Ethics and Public Policy within a Digital Environment

AUTHOR

Rafael Capurro (Germany)

ABSTRACT

The paper deals with the question of the relation between ethics and public policy in general as well as with the role of ethic bodies in democratic systems within a digital environment in particular. In the last years different kinds of ethic bodies have been created within the political system in order to give ethic advice particularly in the fields of biotechnology and information technology. The ethic discourse is thus not restricted to universities or research institutions remaining a theoretical one and more or less disconnected with the field of action but becomes part of the political, legal, and of a large social debate. What are the functions of such bodies? What is their relation to the Executive, the Parliament, the Legislative as well as to the mass-mediated public opinion itself? And how is it in its process as well as in its results integrated within a digital environment?

Some of these questions have a long tradition in Western philosophy. Aristotle situated ethics (techne ethike) within practical philosophy. His conception of the distinction and relation between ethics and politics or between man as rational being (zoon logon echon) and as an individual belonging to the city (zoon politikon) is opposed to Plato’s identity between both fields. Modernity created a disjunction between individual and civil society or between morality and politics. Mass media as well as the Internet brought new forms of mediation.

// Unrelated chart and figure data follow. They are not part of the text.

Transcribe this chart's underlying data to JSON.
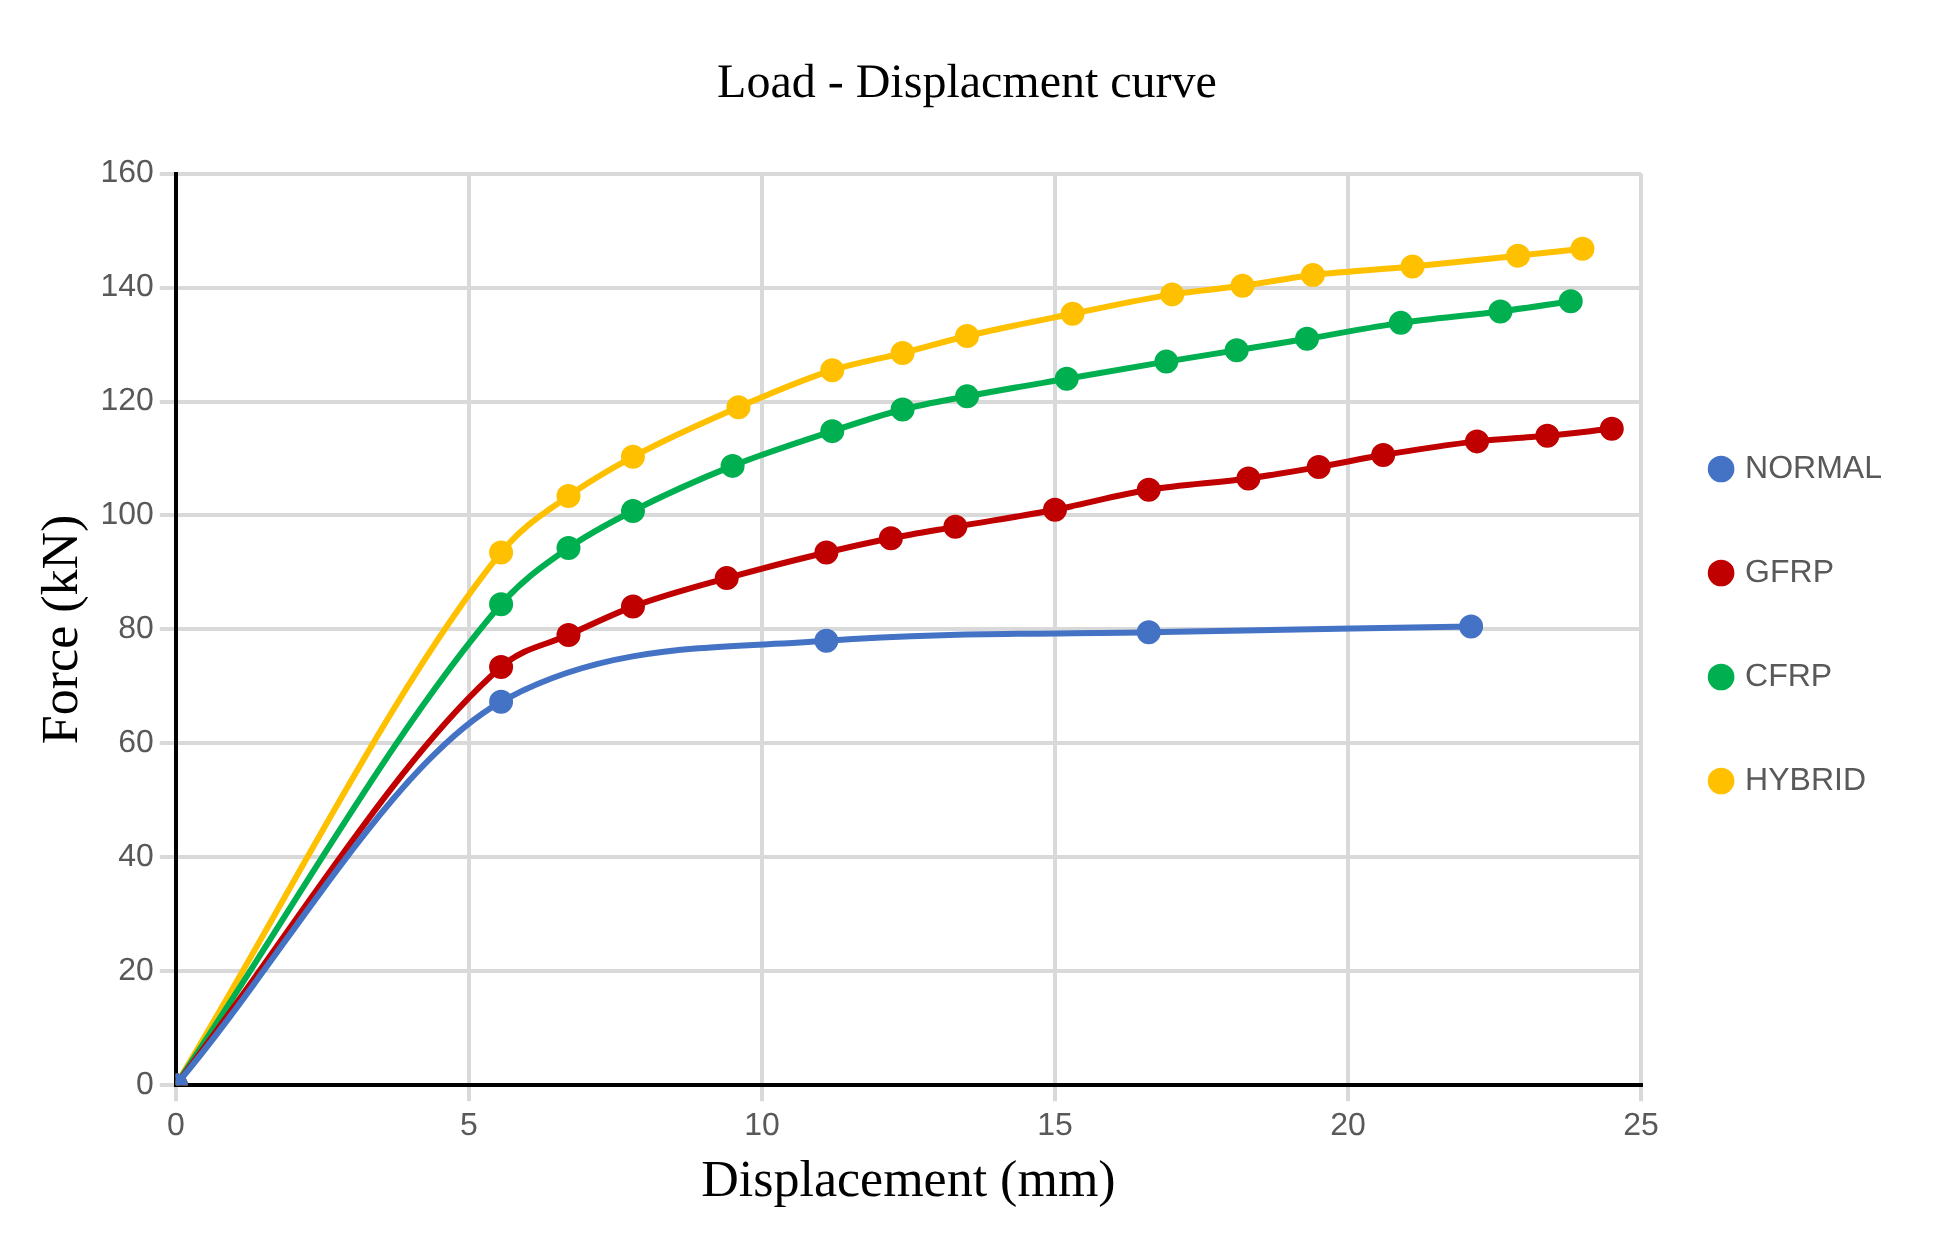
{
  "chart_data": {
    "type": "line",
    "title": "Load - Displacment curve",
    "xlabel": "Displacement (mm)",
    "ylabel": "Force (kN)",
    "xlim": [
      0,
      25
    ],
    "xticks": [
      0,
      5,
      10,
      15,
      20,
      25
    ],
    "ylim": [
      0,
      160
    ],
    "yticks": [
      0,
      20,
      40,
      60,
      80,
      100,
      120,
      140,
      160
    ],
    "grid": true,
    "legend": "right",
    "marker": "circle",
    "line_style": "solid",
    "series": [
      {
        "name": "NORMAL",
        "color": "#4472c4",
        "x": [
          0,
          5.55,
          11.1,
          16.6,
          22.1
        ],
        "values": [
          0,
          67.3,
          78,
          79.5,
          80.5
        ]
      },
      {
        "name": "GFRP",
        "color": "#c00000",
        "x": [
          0,
          5.55,
          6.7,
          7.8,
          9.4,
          11.1,
          12.2,
          13.3,
          15,
          16.6,
          18.3,
          19.5,
          20.6,
          22.2,
          23.4,
          24.5
        ],
        "values": [
          0,
          73.4,
          79,
          84,
          89,
          93.5,
          96,
          98,
          101,
          104.5,
          106.5,
          108.5,
          110.6,
          113,
          114,
          115.2
        ]
      },
      {
        "name": "CFRP",
        "color": "#00b050",
        "x": [
          0,
          5.55,
          6.7,
          7.8,
          9.5,
          11.2,
          12.4,
          13.5,
          15.2,
          16.9,
          18.1,
          19.3,
          20.9,
          22.6,
          23.8
        ],
        "values": [
          0,
          84.4,
          94.3,
          100.8,
          108.7,
          114.8,
          118.6,
          120.9,
          124,
          127,
          129,
          131,
          133.8,
          135.8,
          137.6
        ]
      },
      {
        "name": "HYBRID",
        "color": "#ffc000",
        "x": [
          0,
          5.55,
          6.7,
          7.8,
          9.6,
          11.2,
          12.4,
          13.5,
          15.3,
          17,
          18.2,
          19.4,
          21.1,
          22.9,
          24
        ],
        "values": [
          0,
          93.5,
          103.4,
          110.3,
          119,
          125.5,
          128.5,
          131.5,
          135.4,
          138.8,
          140.3,
          142.2,
          143.7,
          145.6,
          146.8
        ]
      }
    ]
  }
}
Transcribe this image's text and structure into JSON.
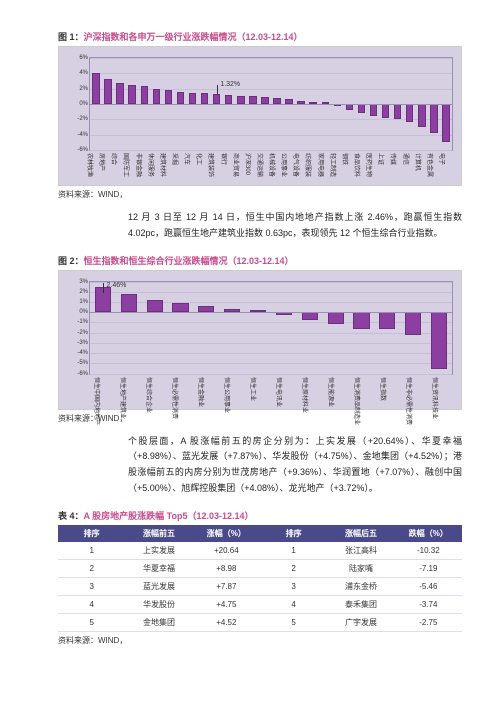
{
  "colors": {
    "accent": "#c94b8a",
    "chart_bg": "#d7d0e3",
    "bar_fill": "#8c3fa0",
    "bar_border": "#6a2f7d",
    "plot_border": "#9a8fb5",
    "grid": "#c7bfd9",
    "table_header_bg": "#4a4a8a",
    "table_header_fg": "#ffffff"
  },
  "fig1": {
    "prefix": "图 1：",
    "title": "沪深指数和各申万一级行业涨跌幅情况（12.03-12.14）",
    "type": "bar",
    "ylim": [
      -6,
      6
    ],
    "yticks": [
      -6,
      -4,
      -2,
      0,
      2,
      4,
      6
    ],
    "ytick_labels": [
      "-6%",
      "-4%",
      "-2%",
      "0%",
      "2%",
      "4%",
      "6%"
    ],
    "categories": [
      "农林牧渔",
      "房地产",
      "综合",
      "国防军工",
      "非银金融",
      "休闲服务",
      "建筑材料",
      "采掘",
      "汽车",
      "化工",
      "建筑装饰",
      "银行",
      "商业贸易",
      "沪深300",
      "交通运输",
      "机械设备",
      "公用事业",
      "电气设备",
      "纺织服装",
      "家用电器",
      "轻工制造",
      "钢铁",
      "食品饮料",
      "医药生物",
      "上证",
      "传媒",
      "通信",
      "计算机",
      "有色金属",
      "电子"
    ],
    "values": [
      4.1,
      3.2,
      2.8,
      2.5,
      2.3,
      2.0,
      1.8,
      1.6,
      1.5,
      1.4,
      1.32,
      1.2,
      1.1,
      1.0,
      0.9,
      0.8,
      0.6,
      0.4,
      0.2,
      0.0,
      -0.3,
      -0.8,
      -1.2,
      -1.5,
      -1.8,
      -2.0,
      -2.4,
      -3.0,
      -3.8,
      -5.0
    ],
    "annotation": {
      "index": 10,
      "label": "1.32%"
    },
    "source": "资料来源：WIND，"
  },
  "para1": "12 月 3 日至 12 月 14 日，恒生中国内地地产指数上涨 2.46%，跑赢恒生指数 4.02pc，跑赢恒生地产建筑业指数 0.63pc，表现领先 12 个恒生综合行业指数。",
  "fig2": {
    "prefix": "图 2：",
    "title": "恒生指数和恒生综合行业涨跌幅情况（12.03-12.14）",
    "type": "bar",
    "ylim": [
      -6,
      3
    ],
    "yticks": [
      -6,
      -5,
      -4,
      -3,
      -2,
      -1,
      0,
      1,
      2,
      3
    ],
    "ytick_labels": [
      "-6%",
      "-5%",
      "-4%",
      "-3%",
      "-2%",
      "-1%",
      "0%",
      "1%",
      "2%",
      "3%"
    ],
    "categories": [
      "恒生中国内地地产",
      "恒生地产建筑业",
      "恒生综合企业",
      "恒生必需性消费",
      "恒生金融业",
      "恒生公用事业",
      "恒生工业",
      "恒生电讯业",
      "恒生原材料业",
      "恒生能源业",
      "恒生消费品制造业",
      "恒生指数",
      "恒生非必需性消费",
      "恒生资讯科技业"
    ],
    "values": [
      2.46,
      1.8,
      1.2,
      0.9,
      0.6,
      0.3,
      0.0,
      -0.3,
      -0.8,
      -1.2,
      -1.6,
      -1.6,
      -2.2,
      -5.6
    ],
    "annotation": {
      "index": 0,
      "label": "2.46%"
    },
    "source": "资料来源：WIND，"
  },
  "para2": "个股层面，A 股涨幅前五的房企分别为：上实发展（+20.64%）、华夏幸福（+8.98%）、蓝光发展（+7.87%）、华发股份（+4.75%）、金地集团（+4.52%）；港股涨幅前五的内房分别为世茂房地产（+9.36%）、华润置地（+7.07%）、融创中国（+5.00%）、旭辉控股集团（+4.08%）、龙光地产（+3.72%）。",
  "table": {
    "prefix": "表 4：",
    "title": "A 股房地产股涨跌幅 Top5（12.03-12.14）",
    "columns": [
      "排序",
      "涨幅前五",
      "涨幅（%）",
      "排序",
      "涨幅后五",
      "跌幅（%）"
    ],
    "rows": [
      [
        "1",
        "上实发展",
        "+20.64",
        "1",
        "张江高科",
        "-10.32"
      ],
      [
        "2",
        "华夏幸福",
        "+8.98",
        "2",
        "陆家嘴",
        "-7.19"
      ],
      [
        "3",
        "蓝光发展",
        "+7.87",
        "3",
        "浦东金桥",
        "-5.46"
      ],
      [
        "4",
        "华发股份",
        "+4.75",
        "4",
        "泰禾集团",
        "-3.74"
      ],
      [
        "5",
        "金地集团",
        "+4.52",
        "5",
        "广宇发展",
        "-2.75"
      ]
    ],
    "source": "资料来源：WIND，"
  }
}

Ethic committees as political bodies may be considered as situated within the political system providing a reflection on the relation between the scientific, technical, economic, moral and legal foundations of political options. They have a deliberative character that is related but not identical to the parliamentary debate as well as to the creation and diffusion of opinions through mass media. Politically institutionalised ethic discourse provide a reflection on the foundation and application of moral standards as related to economic, scientific, technical, and political rationality. They neither predetermine or even substitute political decision making nor intend to just sanction a given morality. They are an instrument for policy counsel and public awareness. This does not mean that they owe per se a kind of specific moral authority although at least some of their members should be qualified by their ethical expertise. Their political legitimation is to be seen within the context of complex modern societies within a digital environment.

Modern science and technology challenges more and more basic philosophic assumptions and provokes thus directly or indirectly a crisis or at least a basic insecurity with regard to moral standards that were either sanctioned by law or remained tacit presuppositions. The rise of ethics within the political arena may be interpreted as a symptom of a moral crisis within modern societies.

The paper deals particularly with the role and activity of the European Group on Ethics in Science and New Technologies (EGE) of the European Commission (http://europa.eu.int/comm/europan_group_ethics) as an example of how ethic discourse is established within public policy. It will address EGE present and future activities as a body providing different services within a digital environment.